Atary et al. recommended refraining from intraoperative testing as a consequence of an adequate right ventricular threshold [19]. However, all our patients demonstrated adequate ventricular sensing of >6 mV and a pacing threshold of <1 V prior to testing. Thus, our data do not prove the hypothesis that the right ventricular stimulation threshold alone provides sufficient evidence for appropriate device function.
The main arguments against intraoperative testing are major adverse events, such as intractable VF, haemodynamic deterioration, neurological impairment and death [9, 20]. In a Canadian study population of 19 067 patients, death in association with defibrillator testing had a prevalence of 0.016%. Strokes have been observed in 0.026 and 0.5% of patients, respectively [9, 20]. In contrast, Healey et al. found no differences with regard to perioperative complications in patients having been tested or not [21]. In our total collective of 1512 patients treated from 1996 to date, we observed no strokes and no deaths related to intraoperative testing.
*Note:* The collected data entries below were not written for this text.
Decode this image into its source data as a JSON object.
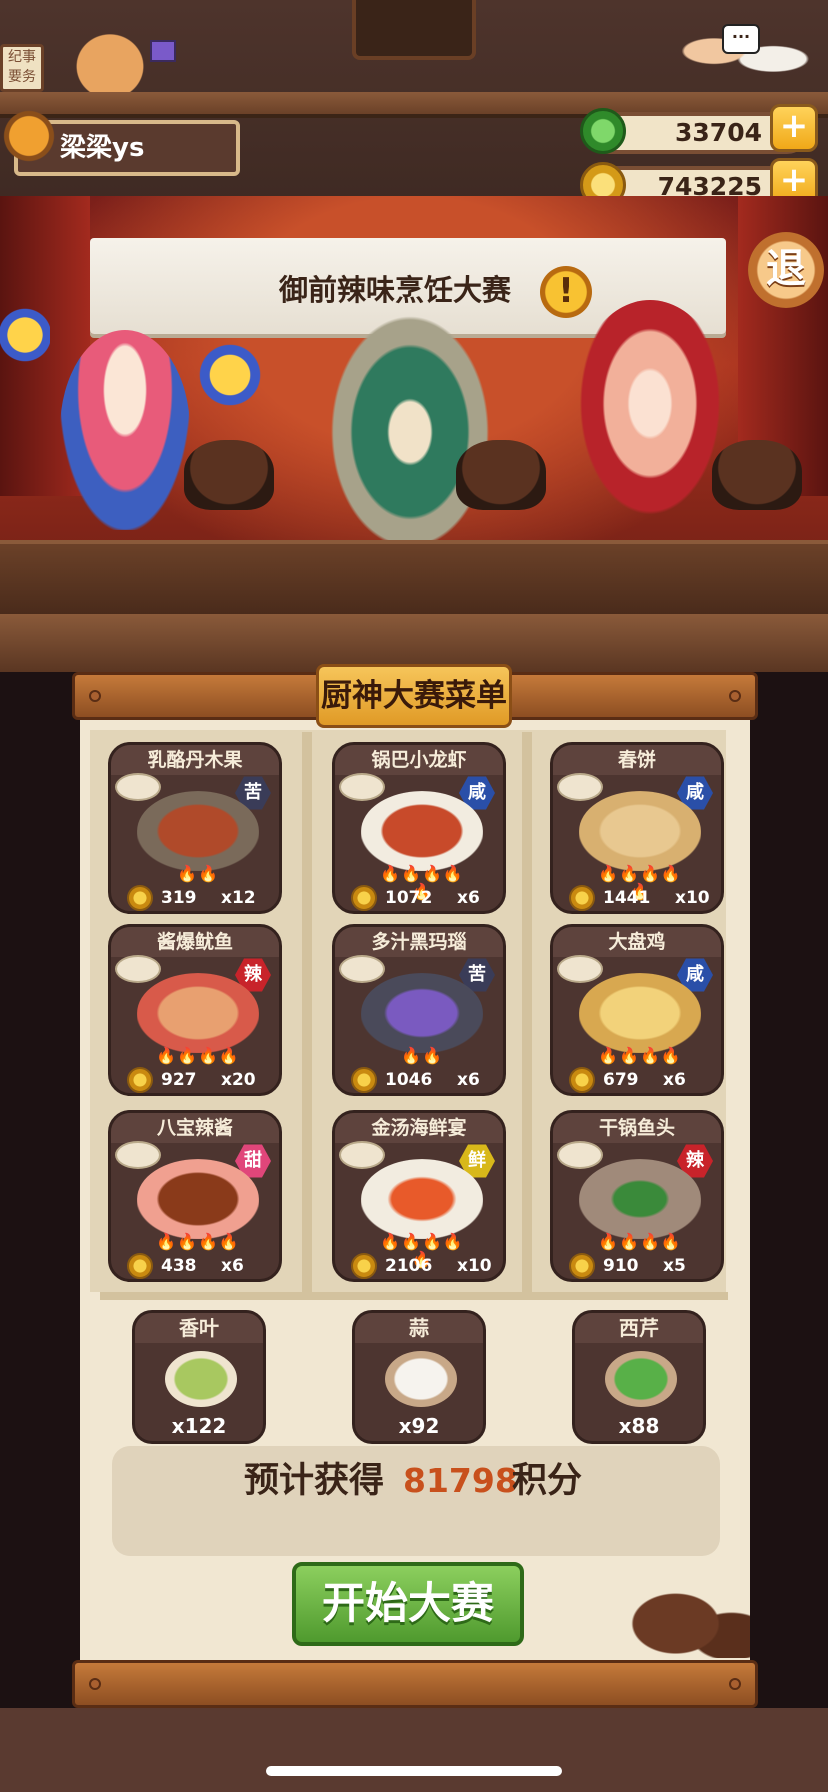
{
  "header": {
    "sign_text": "纪事\n要务",
    "chat_bubble": "···",
    "player_name": "梁梁ys",
    "currencies": [
      {
        "icon": "jade-gem-icon",
        "value": "33704",
        "color": "#4bb34a"
      },
      {
        "icon": "gold-coin-icon",
        "value": "743225",
        "color": "#f2c232"
      }
    ],
    "plus_label": "+"
  },
  "stage": {
    "banner_title": "御前辣味烹饪大赛",
    "alert_symbol": "!",
    "exit_label": "退"
  },
  "menu": {
    "title": "厨神大赛菜单",
    "dishes": [
      {
        "name": "乳酪丹木果",
        "flavor": "苦",
        "flavor_color": "#3a3c58",
        "price": "319",
        "qty": "x12",
        "herb": "香叶",
        "flames": "🔥🔥"
      },
      {
        "name": "锅巴小龙虾",
        "flavor": "咸",
        "flavor_color": "#2a4fa8",
        "price": "1072",
        "qty": "x6",
        "herb": "蒜",
        "flames": "🔥🔥🔥🔥🔥"
      },
      {
        "name": "春饼",
        "flavor": "咸",
        "flavor_color": "#2a4fa8",
        "price": "1441",
        "qty": "x10",
        "herb": "西芹",
        "flames": "🔥🔥🔥🔥🔥"
      },
      {
        "name": "酱爆鱿鱼",
        "flavor": "辣",
        "flavor_color": "#c8232a",
        "price": "927",
        "qty": "x20",
        "herb": "香叶",
        "flames": "🔥🔥🔥🔥"
      },
      {
        "name": "多汁黑玛瑙",
        "flavor": "苦",
        "flavor_color": "#3a3c58",
        "price": "1046",
        "qty": "x6",
        "herb": "蒜",
        "flames": "🔥🔥"
      },
      {
        "name": "大盘鸡",
        "flavor": "咸",
        "flavor_color": "#2a4fa8",
        "price": "679",
        "qty": "x6",
        "herb": "西芹",
        "flames": "🔥🔥🔥🔥"
      },
      {
        "name": "八宝辣酱",
        "flavor": "甜",
        "flavor_color": "#e0467a",
        "price": "438",
        "qty": "x6",
        "herb": "香叶",
        "flames": "🔥🔥🔥🔥"
      },
      {
        "name": "金汤海鲜宴",
        "flavor": "鲜",
        "flavor_color": "#d8b81a",
        "price": "2106",
        "qty": "x10",
        "herb": "蒜",
        "flames": "🔥🔥🔥🔥🔥"
      },
      {
        "name": "干锅鱼头",
        "flavor": "辣",
        "flavor_color": "#c8232a",
        "price": "910",
        "qty": "x5",
        "herb": "西芹",
        "flames": "🔥🔥🔥🔥"
      }
    ],
    "ingredients": [
      {
        "name": "香叶",
        "qty": "x122",
        "color": "#a8c860"
      },
      {
        "name": "蒜",
        "qty": "x92",
        "color": "#f2efe8"
      },
      {
        "name": "西芹",
        "qty": "x88",
        "color": "#58b048"
      }
    ],
    "score": {
      "prefix": "预计获得",
      "value": "81798",
      "suffix": "积分"
    },
    "start_label": "开始大赛"
  }
}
We think that an adequate surgical implantation time, as well as strict adherence to the implantation protocol during surgery, especially concerning therapeutic procedures in the event of intractable VF, enhances the safety of a patient.
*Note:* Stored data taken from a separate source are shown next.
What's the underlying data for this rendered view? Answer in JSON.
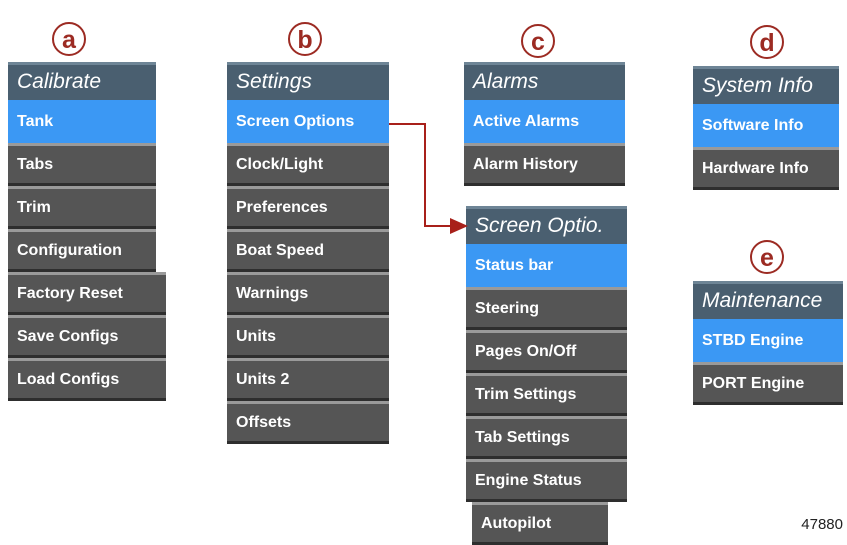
{
  "labels": {
    "a": "a",
    "b": "b",
    "c": "c",
    "d": "d",
    "e": "e"
  },
  "calibrate": {
    "title": "Calibrate",
    "items": [
      "Tank",
      "Tabs",
      "Trim",
      "Configuration",
      "Factory Reset",
      "Save Configs",
      "Load Configs"
    ],
    "selected": 0
  },
  "settings": {
    "title": "Settings",
    "items": [
      "Screen Options",
      "Clock/Light",
      "Preferences",
      "Boat Speed",
      "Warnings",
      "Units",
      "Units 2",
      "Offsets"
    ],
    "selected": 0
  },
  "alarms": {
    "title": "Alarms",
    "items": [
      "Active Alarms",
      "Alarm History"
    ],
    "selected": 0
  },
  "screen_options": {
    "title": "Screen Optio.",
    "items": [
      "Status bar",
      "Steering",
      "Pages On/Off",
      "Trim Settings",
      "Tab Settings",
      "Engine Status",
      "Autopilot"
    ],
    "selected": 0
  },
  "system_info": {
    "title": "System Info",
    "items": [
      "Software Info",
      "Hardware Info"
    ],
    "selected": 0
  },
  "maintenance": {
    "title": "Maintenance",
    "items": [
      "STBD Engine",
      "PORT Engine"
    ],
    "selected": 0
  },
  "figure_number": "47880",
  "colors": {
    "title_bar": "#4a5f70",
    "item": "#555555",
    "selected": "#3b98f4",
    "badge": "#9c2b23",
    "arrow": "#a8201a"
  }
}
It has also been discussed that the majority of ICDs never treat ventricular arrhythmias and therefore do not need to be tested [14]. However, given that a significant survival benefit of primary ICD therapy has been shown [22, 23], appropriate testing seems important.
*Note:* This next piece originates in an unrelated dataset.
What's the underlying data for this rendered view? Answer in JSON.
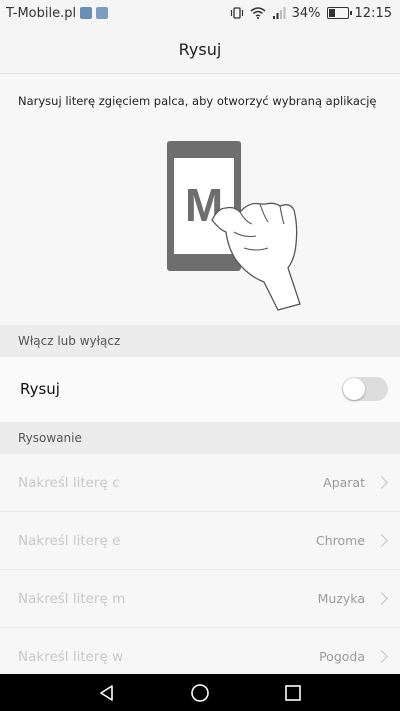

Three of the 28 patients who failed the initial intraoperative test had pacemaker leads implanted prior to the ICD implantation. These patients had their ICD implanted on the right side (P = 0.02). The reason for the initial testing failure in these three patients appears to be manifold. Devices implanted on the right side theoretically may not have an optimal shock vector and therefore might be prone to failure. None of the multiple studies has analysed the operating procedures, intraoperative testing and the outcome of patients being supplied with an ICD in the right pectoral region.
Amiodarone has been identified as a positive predictor for a DFT >25 J [8, 24]. Napp et al. especially recommended testing in young patients treated with amiodarone, but questioned the need for general intraoperative testing. None of our 28 patients was treated with amiodarone at the time of ICD implantation, but like in Napp's group, our patients who failed the initial intraoperative test were significantly younger on average [24].
Conclusion
The development of new ICD leads, shock algorithms, high-energy defibrillators and rapid energy supply has improved ICDs. Testing of ICDs is a safe and efficient procedure. Alterations of the implanted system, such as lead repositioning, device relocation and changing the device polarity, are effective means to achieve sufficient sensing and an appropriate safety margin to terminate life-threatening ventricular arrhythmias. The paradigm should not yet shift to elimination of ICD testing. Failure to test the DFT or failure to confirm safety margins is not the answer to improvement of ICDs.
Conflict of interest: none declared.